When Rick Braithwaite takes the job as a teacher at Greenslade School, he never dreams that he will learn as much about himself from the experience as he will impart knowledge to the students.  Justifiably angry and resentful at his treatment as a second-class citizen in the employment market because of his race, Braithwaite is cautioned before he even gets the job to "be careful lest (he) be a worse snob than the rest of (the world)", by the gentleman who suggests he apply with the Education Authorities (Chapter 5).  Prejudice often stems from lack of knowledge, and those who act intolerantly are not always malicious.  In his role as a teacher, Braithwaite will find out just how limited his own understanding of things both racial and otherwise really is.

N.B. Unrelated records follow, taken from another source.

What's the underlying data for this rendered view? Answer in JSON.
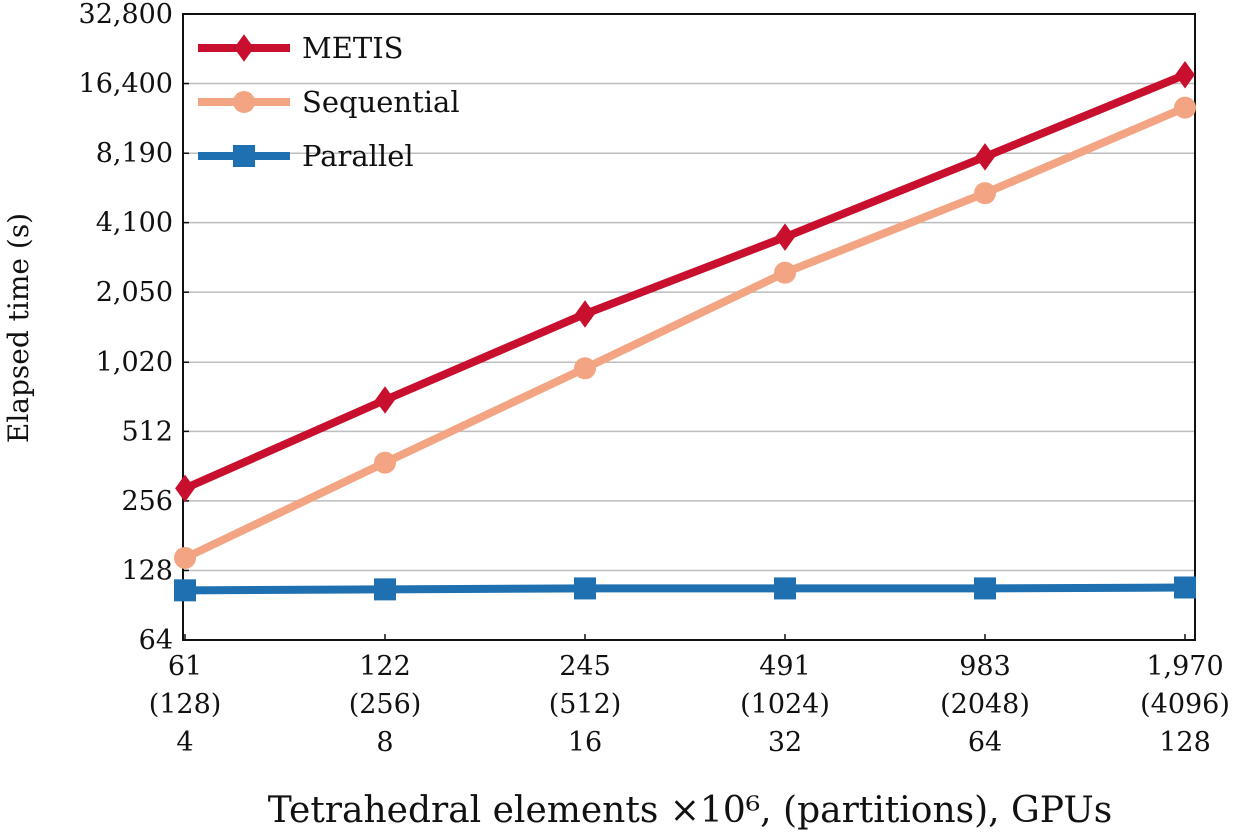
{
  "chart_data": {
    "type": "line",
    "title": "",
    "xlabel": "Tetrahedral elements ×10⁶, (partitions), GPUs",
    "ylabel": "Elapsed time (s)",
    "yscale": "log2",
    "ylim": [
      64,
      32800
    ],
    "grid": "horizontal",
    "legend": "top-left",
    "yticks": [
      "64",
      "128",
      "256",
      "512",
      "1,020",
      "2,050",
      "4,100",
      "8,190",
      "16,400",
      "32,800"
    ],
    "categories": [
      {
        "elements": "61",
        "partitions": "(128)",
        "gpus": "4"
      },
      {
        "elements": "122",
        "partitions": "(256)",
        "gpus": "8"
      },
      {
        "elements": "245",
        "partitions": "(512)",
        "gpus": "16"
      },
      {
        "elements": "491",
        "partitions": "(1024)",
        "gpus": "32"
      },
      {
        "elements": "983",
        "partitions": "(2048)",
        "gpus": "64"
      },
      {
        "elements": "1,970",
        "partitions": "(4096)",
        "gpus": "128"
      }
    ],
    "series": [
      {
        "name": "METIS",
        "color": "#c8102e",
        "marker": "diamond",
        "values": [
          290,
          700,
          1650,
          3550,
          7900,
          17900
        ]
      },
      {
        "name": "Sequential",
        "color": "#f3a583",
        "marker": "circle",
        "values": [
          145,
          375,
          960,
          2490,
          5500,
          12900
        ]
      },
      {
        "name": "Parallel",
        "color": "#1f70b0",
        "marker": "square",
        "values": [
          105,
          106,
          107,
          107,
          107,
          108
        ]
      }
    ]
  }
}
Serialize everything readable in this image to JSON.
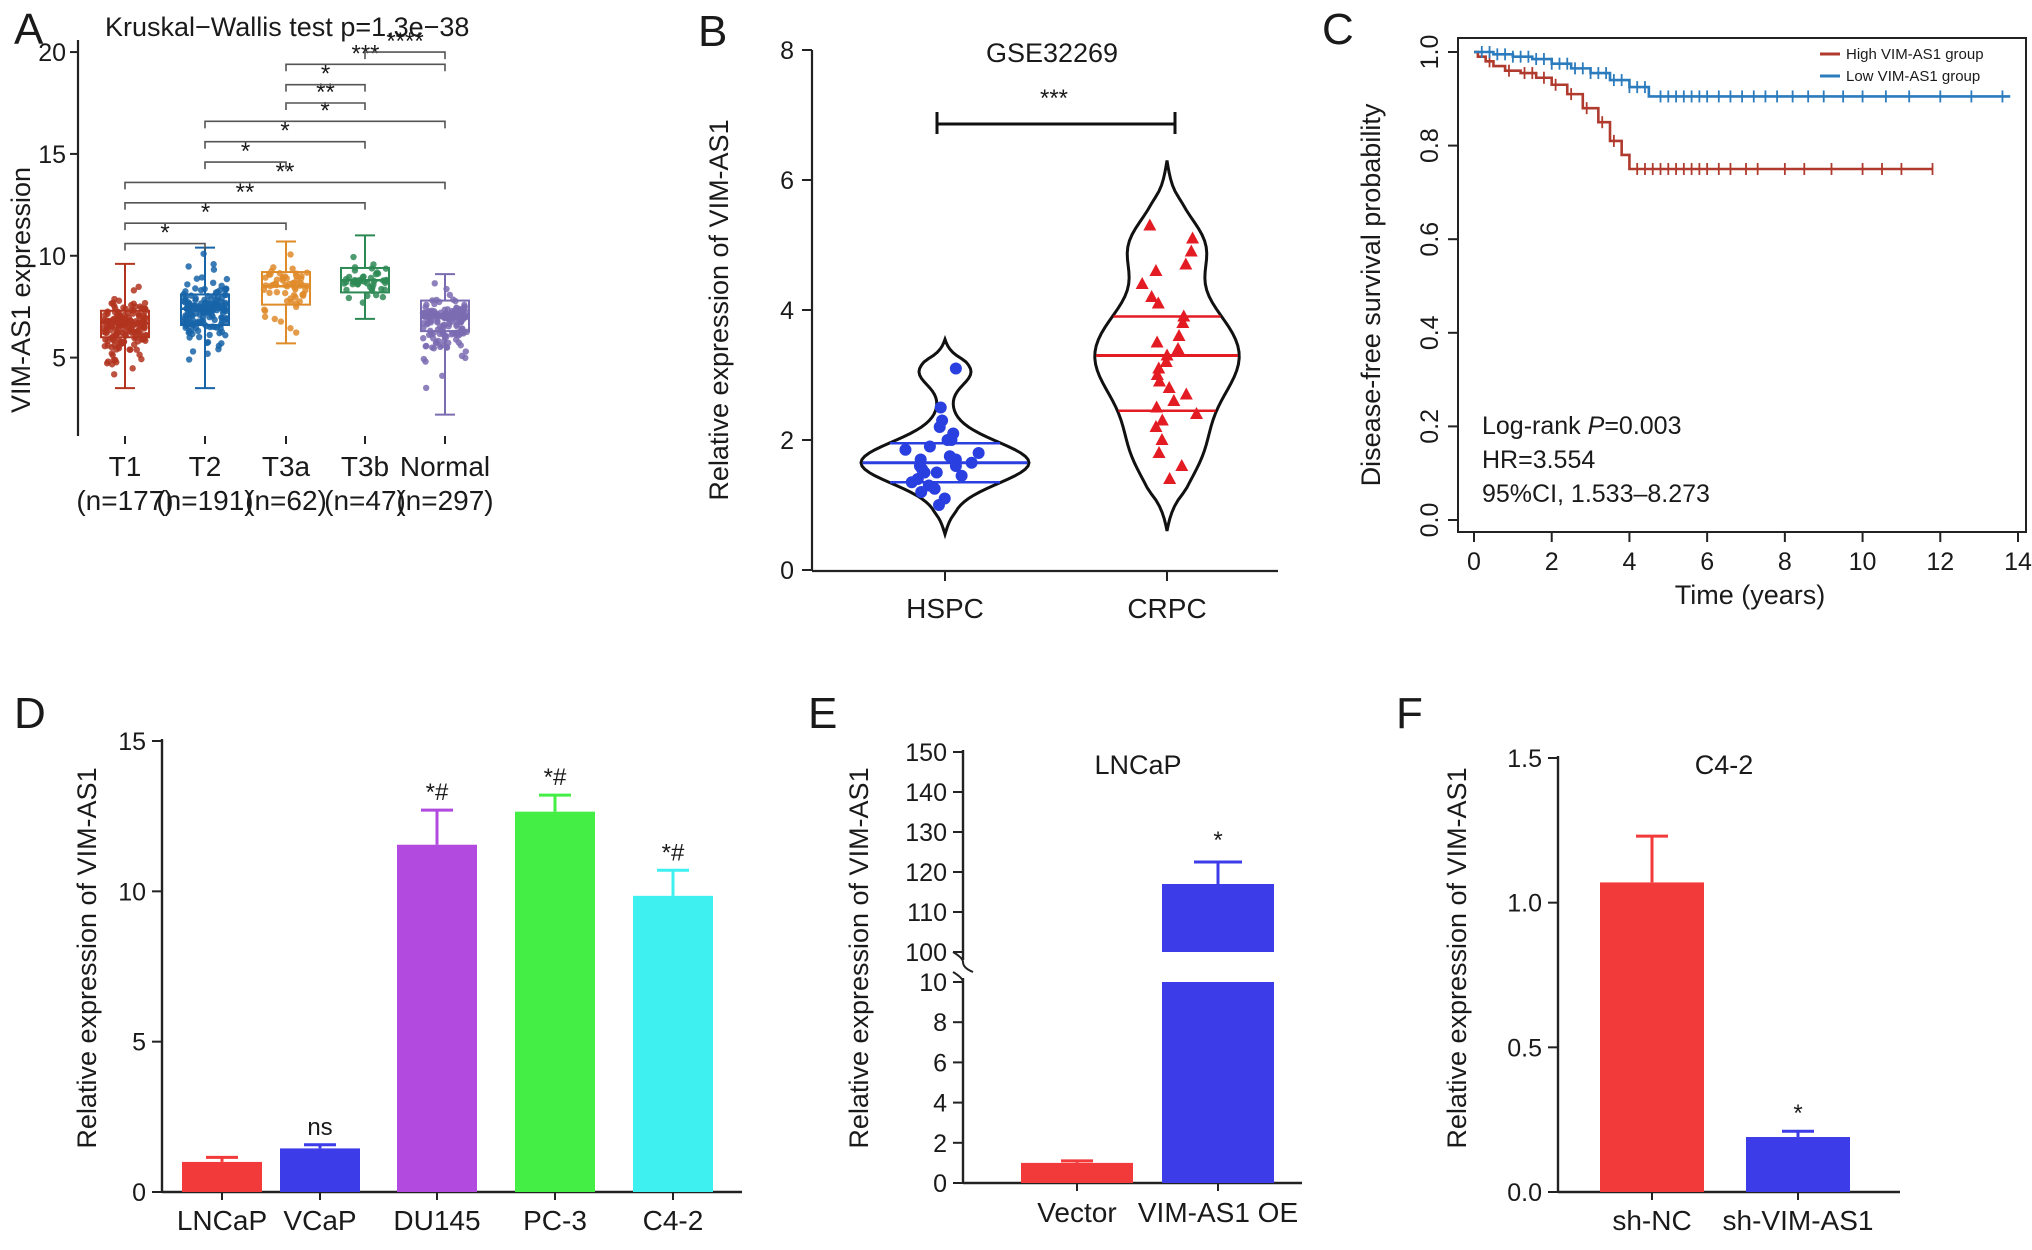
{
  "figure": {
    "panel_labels": [
      "A",
      "B",
      "C",
      "D",
      "E",
      "F"
    ]
  },
  "chart_data": [
    {
      "panel": "A",
      "type": "box",
      "title": "Kruskal−Wallis test p=1.3e−38",
      "ylabel": "VIM-AS1 expression",
      "ylim": [
        1.2,
        20.2
      ],
      "yticks": [
        5,
        10,
        15,
        20
      ],
      "groups": [
        {
          "name": "T1",
          "n_label": "(n=177)",
          "color": "#b2341f",
          "q1": 6.0,
          "median": 6.7,
          "q3": 7.3,
          "whisker_low": 3.5,
          "whisker_high": 9.6,
          "point_min": 3.0,
          "point_max": 9.6
        },
        {
          "name": "T2",
          "n_label": "(n=191)",
          "color": "#1764a8",
          "q1": 6.6,
          "median": 7.4,
          "q3": 8.1,
          "whisker_low": 3.5,
          "whisker_high": 10.4,
          "point_min": 3.5,
          "point_max": 10.4
        },
        {
          "name": "T3a",
          "n_label": "(n=62)",
          "color": "#e08b2a",
          "q1": 7.6,
          "median": 8.5,
          "q3": 9.2,
          "whisker_low": 5.7,
          "whisker_high": 10.7,
          "point_min": 4.6,
          "point_max": 10.7
        },
        {
          "name": "T3b",
          "n_label": "(n=47)",
          "color": "#2e8a55",
          "q1": 8.2,
          "median": 8.8,
          "q3": 9.4,
          "whisker_low": 6.9,
          "whisker_high": 11.0,
          "point_min": 6.9,
          "point_max": 11.0
        },
        {
          "name": "Normal",
          "n_label": "(n=297)",
          "color": "#7b6bb1",
          "q1": 6.3,
          "median": 7.0,
          "q3": 7.8,
          "whisker_low": 2.2,
          "whisker_high": 9.1,
          "point_min": 2.2,
          "point_max": 9.1
        }
      ],
      "comparisons": [
        {
          "from": 0,
          "to": 1,
          "label": "*",
          "y": 10.6
        },
        {
          "from": 0,
          "to": 2,
          "label": "*",
          "y": 11.6
        },
        {
          "from": 0,
          "to": 3,
          "label": "**",
          "y": 12.6
        },
        {
          "from": 0,
          "to": 4,
          "label": "**",
          "y": 13.6
        },
        {
          "from": 1,
          "to": 2,
          "label": "*",
          "y": 14.6
        },
        {
          "from": 1,
          "to": 3,
          "label": "*",
          "y": 15.6
        },
        {
          "from": 1,
          "to": 4,
          "label": "*",
          "y": 16.6
        },
        {
          "from": 2,
          "to": 3,
          "label": "**",
          "y": 17.5
        },
        {
          "from": 2,
          "to": 3,
          "label": "*",
          "y": 18.4
        },
        {
          "from": 2,
          "to": 4,
          "label": "***",
          "y": 19.4
        },
        {
          "from": 3,
          "to": 4,
          "label": "****",
          "y": 20.0
        }
      ]
    },
    {
      "panel": "B",
      "type": "violin",
      "title": "GSE32269",
      "ylabel": "Relative expression of VIM-AS1",
      "ylim": [
        0,
        8
      ],
      "yticks": [
        0,
        2,
        4,
        6,
        8
      ],
      "significance": "***",
      "groups": [
        {
          "name": "HSPC",
          "color": "#2a3fe0",
          "marker": "circle",
          "min": 0.55,
          "max": 3.55,
          "median": 1.65,
          "q1": 1.35,
          "q3": 1.95,
          "points": [
            3.1,
            2.5,
            2.3,
            2.2,
            2.1,
            2.0,
            2.0,
            1.9,
            1.85,
            1.8,
            1.75,
            1.7,
            1.7,
            1.65,
            1.6,
            1.6,
            1.55,
            1.5,
            1.5,
            1.45,
            1.4,
            1.35,
            1.3,
            1.25,
            1.2,
            1.1,
            1.0
          ]
        },
        {
          "name": "CRPC",
          "color": "#e31c23",
          "marker": "triangle",
          "min": 0.6,
          "max": 6.3,
          "median": 3.3,
          "q1": 2.45,
          "q3": 3.9,
          "points": [
            5.3,
            5.1,
            4.9,
            4.7,
            4.6,
            4.4,
            4.2,
            4.1,
            3.9,
            3.8,
            3.6,
            3.5,
            3.4,
            3.3,
            3.2,
            3.1,
            3.0,
            2.9,
            2.8,
            2.7,
            2.6,
            2.5,
            2.4,
            2.3,
            2.2,
            2.0,
            1.8,
            1.6,
            1.4
          ]
        }
      ]
    },
    {
      "panel": "C",
      "type": "line",
      "subtype": "kaplan-meier",
      "xlabel": "Time (years)",
      "ylabel": "Disease-free survival probability",
      "xlim": [
        0,
        14
      ],
      "ylim": [
        0,
        1
      ],
      "xticks": [
        0,
        2,
        4,
        6,
        8,
        10,
        12,
        14
      ],
      "yticks": [
        "0.0",
        "0.2",
        "0.4",
        "0.6",
        "0.8",
        "1.0"
      ],
      "legend": {
        "position": "top-right"
      },
      "annotations": [
        "Log-rank ",
        "P",
        "=0.003",
        "HR=3.554",
        "95%CI, 1.533–8.273"
      ],
      "series": [
        {
          "name": "High VIM-AS1 group",
          "color": "#b03a2e",
          "x": [
            0,
            0.1,
            0.3,
            0.5,
            0.8,
            1.2,
            1.6,
            2.0,
            2.4,
            2.8,
            3.2,
            3.5,
            3.8,
            4.0,
            11.8
          ],
          "y": [
            1.0,
            0.99,
            0.98,
            0.97,
            0.96,
            0.955,
            0.945,
            0.93,
            0.91,
            0.88,
            0.85,
            0.81,
            0.78,
            0.75,
            0.75
          ],
          "censor_x": [
            0.4,
            0.9,
            1.3,
            1.5,
            1.8,
            2.1,
            2.5,
            2.9,
            3.3,
            3.6,
            4.2,
            4.4,
            4.6,
            4.8,
            5.0,
            5.2,
            5.4,
            5.6,
            5.8,
            6.0,
            6.3,
            6.6,
            7.0,
            7.3,
            8.0,
            8.5,
            9.2,
            10.0,
            10.5,
            11.0,
            11.8
          ]
        },
        {
          "name": "Low VIM-AS1 group",
          "color": "#2b7bbd",
          "x": [
            0,
            0.5,
            1.0,
            1.5,
            2.0,
            2.5,
            3.0,
            3.5,
            4.0,
            4.5,
            13.8
          ],
          "y": [
            1.0,
            0.995,
            0.99,
            0.985,
            0.975,
            0.965,
            0.955,
            0.94,
            0.925,
            0.905,
            0.905
          ],
          "censor_x": [
            0.2,
            0.4,
            0.6,
            0.8,
            1.0,
            1.2,
            1.4,
            1.6,
            1.8,
            2.0,
            2.2,
            2.4,
            2.6,
            2.8,
            3.0,
            3.2,
            3.4,
            3.6,
            3.8,
            4.0,
            4.2,
            4.4,
            4.8,
            5.0,
            5.2,
            5.4,
            5.6,
            5.8,
            6.0,
            6.3,
            6.6,
            6.9,
            7.2,
            7.5,
            7.8,
            8.2,
            8.6,
            9.0,
            9.5,
            10.0,
            10.6,
            11.2,
            12.0,
            12.8,
            13.6
          ]
        }
      ]
    },
    {
      "panel": "D",
      "type": "bar",
      "ylabel": "Relative expression of VIM-AS1",
      "ylim": [
        0,
        15
      ],
      "yticks": [
        0,
        5,
        10,
        15
      ],
      "categories": [
        "LNCaP",
        "VCaP",
        "DU145",
        "PC-3",
        "C4-2"
      ],
      "values": [
        1.0,
        1.45,
        11.55,
        12.65,
        9.85
      ],
      "errors": [
        0.15,
        0.12,
        1.15,
        0.55,
        0.85
      ],
      "colors": [
        "#f23a3a",
        "#3c3ce8",
        "#b24ae0",
        "#44ee44",
        "#3ef0f0"
      ],
      "labels": [
        "",
        "ns",
        "*#",
        "*#",
        "*#"
      ]
    },
    {
      "panel": "E",
      "type": "bar",
      "subtype": "broken-axis",
      "title": "LNCaP",
      "ylabel": "Relative expression of VIM-AS1",
      "lower_ylim": [
        0,
        10
      ],
      "lower_yticks": [
        0,
        2,
        4,
        6,
        8,
        10
      ],
      "upper_ylim": [
        100,
        150
      ],
      "upper_yticks": [
        100,
        110,
        120,
        130,
        140,
        150
      ],
      "categories": [
        "Vector",
        "VIM-AS1 OE"
      ],
      "values": [
        1.0,
        117.0
      ],
      "errors": [
        0.1,
        5.5
      ],
      "colors": [
        "#f23a3a",
        "#3c3ce8"
      ],
      "labels": [
        "",
        "*"
      ]
    },
    {
      "panel": "F",
      "type": "bar",
      "title": "C4-2",
      "ylabel": "Relative expression of VIM-AS1",
      "ylim": [
        0,
        1.5
      ],
      "yticks": [
        "0.0",
        "0.5",
        "1.0",
        "1.5"
      ],
      "categories": [
        "sh-NC",
        "sh-VIM-AS1"
      ],
      "values": [
        1.07,
        0.19
      ],
      "errors": [
        0.16,
        0.02
      ],
      "colors": [
        "#f23a3a",
        "#3c3ce8"
      ],
      "labels": [
        "",
        "*"
      ]
    }
  ]
}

Once he gets in the classroom, Braithwaite immediately gets "the odd feeling" that his students "(know) more about life than (he does)".  Although he has promised to treat his students like the adults they will soon become, he soon finds that he has little idea about just how much responsibility they already take on in their lives at home.  Braithwaite is humbled when Gillian Blanchard points out to him that one of his students, Pamela, is truly "a mother to her family", and "a woman in every sense of the word".  Without meaning to, Braithwaite had been "treating (his students) like kids" despite his professions to the contrary (Chapter 12).

From his students, Braithwaite learns that prejudice transcends the issue of race.  He himself has been victimized because of the color of his skin, but he does not realize that, in being unable to understand his students' reluctance to defy racial taboos and take flowers to their friend Seales' home because he is black, he is demonstrating the same type of narrow-mindedness he so hates when it is directed at himself.  Braithwaite is passionate, but he tends to be impatient.  By acknowledging that the Headmaster's advice to him to "show (the students) some of the same tolerance and patient good will (he) hope(s) to get from them" is rightfully given, Braithwaite is set free from his frustration and enabled to face the racist attitudes which crop up against him in his own life with a greater sense of patience and equanimity (Chapter 20).